CVE-2026-53433
HighCVSS 7.5Exploitation Probability (EPSS)
Low risk12th percentile — higher than 12% of all known CVEs
Summary
A vulnerability in fzf's --listen mode causes a Denial of Service (DoS) due to inefficient HTTP body processing using repeated string concatenation, resulting in quadratic time complexity (O(n²)). A crafted POST request with many small segments can trigger excessive CPU usage, monopolizing the single-threaded HTTP server and blocking all other clients.
Risk Assessment
The risk is that a single malicious request can completely block the HTTP server in --listen mode, causing service unavailability for all other users.
Recommendation
Immediately update fzf to version 0.73.1 or later, which contains the fix for this vulnerability.
Original NVD description (English source)

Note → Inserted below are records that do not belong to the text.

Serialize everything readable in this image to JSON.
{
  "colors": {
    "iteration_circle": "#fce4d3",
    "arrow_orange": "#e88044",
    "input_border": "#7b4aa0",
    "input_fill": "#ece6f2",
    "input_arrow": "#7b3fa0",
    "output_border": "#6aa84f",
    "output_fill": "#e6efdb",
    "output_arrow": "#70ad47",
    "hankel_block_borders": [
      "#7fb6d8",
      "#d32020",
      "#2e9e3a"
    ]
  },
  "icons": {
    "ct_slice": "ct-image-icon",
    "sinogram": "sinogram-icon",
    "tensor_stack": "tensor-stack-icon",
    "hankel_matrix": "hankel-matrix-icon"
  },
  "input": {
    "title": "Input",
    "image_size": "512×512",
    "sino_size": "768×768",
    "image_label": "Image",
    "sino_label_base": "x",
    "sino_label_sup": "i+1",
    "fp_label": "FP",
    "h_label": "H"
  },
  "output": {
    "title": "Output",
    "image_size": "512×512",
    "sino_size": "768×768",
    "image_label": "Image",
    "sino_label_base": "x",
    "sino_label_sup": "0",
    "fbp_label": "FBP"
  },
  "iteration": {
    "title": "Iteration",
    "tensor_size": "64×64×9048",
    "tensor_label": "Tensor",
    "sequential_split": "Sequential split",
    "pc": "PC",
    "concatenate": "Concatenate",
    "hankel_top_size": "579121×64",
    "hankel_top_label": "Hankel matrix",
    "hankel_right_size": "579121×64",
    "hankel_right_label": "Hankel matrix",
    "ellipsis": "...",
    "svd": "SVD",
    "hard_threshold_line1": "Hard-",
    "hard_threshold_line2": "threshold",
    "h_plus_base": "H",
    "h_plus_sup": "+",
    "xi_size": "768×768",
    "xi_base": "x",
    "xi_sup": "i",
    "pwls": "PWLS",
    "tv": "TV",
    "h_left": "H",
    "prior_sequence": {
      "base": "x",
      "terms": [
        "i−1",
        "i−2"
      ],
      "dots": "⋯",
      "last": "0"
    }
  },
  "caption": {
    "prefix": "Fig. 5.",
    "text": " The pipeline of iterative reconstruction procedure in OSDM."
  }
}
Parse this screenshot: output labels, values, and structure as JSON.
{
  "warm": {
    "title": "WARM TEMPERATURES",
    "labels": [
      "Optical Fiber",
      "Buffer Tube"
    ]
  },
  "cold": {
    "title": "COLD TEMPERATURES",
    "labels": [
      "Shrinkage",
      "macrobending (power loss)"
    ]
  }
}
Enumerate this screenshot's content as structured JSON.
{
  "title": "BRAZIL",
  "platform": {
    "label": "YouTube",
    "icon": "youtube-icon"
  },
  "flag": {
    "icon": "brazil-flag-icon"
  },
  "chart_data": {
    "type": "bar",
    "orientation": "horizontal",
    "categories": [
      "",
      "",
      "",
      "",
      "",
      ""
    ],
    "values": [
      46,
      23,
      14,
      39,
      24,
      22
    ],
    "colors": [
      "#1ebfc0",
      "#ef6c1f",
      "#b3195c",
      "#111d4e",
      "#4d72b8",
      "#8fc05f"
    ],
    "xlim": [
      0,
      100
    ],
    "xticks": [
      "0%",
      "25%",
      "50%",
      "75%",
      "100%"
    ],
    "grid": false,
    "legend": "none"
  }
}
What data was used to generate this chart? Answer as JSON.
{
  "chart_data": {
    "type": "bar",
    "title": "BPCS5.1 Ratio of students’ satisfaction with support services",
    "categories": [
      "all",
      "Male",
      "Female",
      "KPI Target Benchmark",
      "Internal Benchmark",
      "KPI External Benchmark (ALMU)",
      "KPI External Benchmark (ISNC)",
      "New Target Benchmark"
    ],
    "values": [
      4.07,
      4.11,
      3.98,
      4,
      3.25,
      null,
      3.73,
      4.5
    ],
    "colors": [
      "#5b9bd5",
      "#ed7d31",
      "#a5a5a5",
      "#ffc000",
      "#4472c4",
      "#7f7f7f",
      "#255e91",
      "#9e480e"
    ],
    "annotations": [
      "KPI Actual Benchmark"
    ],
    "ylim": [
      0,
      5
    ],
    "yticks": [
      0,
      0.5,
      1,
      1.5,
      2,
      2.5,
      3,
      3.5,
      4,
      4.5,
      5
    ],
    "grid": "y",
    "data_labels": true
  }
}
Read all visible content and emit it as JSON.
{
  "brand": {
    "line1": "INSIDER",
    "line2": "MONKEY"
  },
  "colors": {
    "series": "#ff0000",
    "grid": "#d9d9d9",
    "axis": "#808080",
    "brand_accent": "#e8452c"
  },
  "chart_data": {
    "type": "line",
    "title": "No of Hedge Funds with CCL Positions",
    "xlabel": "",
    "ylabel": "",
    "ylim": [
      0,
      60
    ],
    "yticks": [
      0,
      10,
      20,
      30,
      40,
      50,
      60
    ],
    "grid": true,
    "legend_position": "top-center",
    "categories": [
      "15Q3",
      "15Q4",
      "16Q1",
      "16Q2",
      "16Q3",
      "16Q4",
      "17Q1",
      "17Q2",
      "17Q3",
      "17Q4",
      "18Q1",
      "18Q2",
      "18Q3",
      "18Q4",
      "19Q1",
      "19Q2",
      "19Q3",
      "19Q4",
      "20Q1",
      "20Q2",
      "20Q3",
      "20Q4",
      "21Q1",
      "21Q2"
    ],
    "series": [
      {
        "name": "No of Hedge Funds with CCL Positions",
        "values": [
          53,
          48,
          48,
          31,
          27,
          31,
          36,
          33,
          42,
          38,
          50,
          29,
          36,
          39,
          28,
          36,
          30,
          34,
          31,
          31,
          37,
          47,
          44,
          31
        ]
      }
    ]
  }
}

fzf is vulnerable to a Denial of Service (DoS) due to inefficient HTTP body processing in the --listen mode due to inefficient HTTP body processing using repeated string concatenation, resulting in quadratic time complexity (O(n²)). A crafted POST request with many small segments can trigger excessive CPU usage during request handling.This allows a single malicious request to monopolize the single‑threaded HTTP server, blocking all other clients and resulting in denial of service. This issue was fixed in version 0.73.1.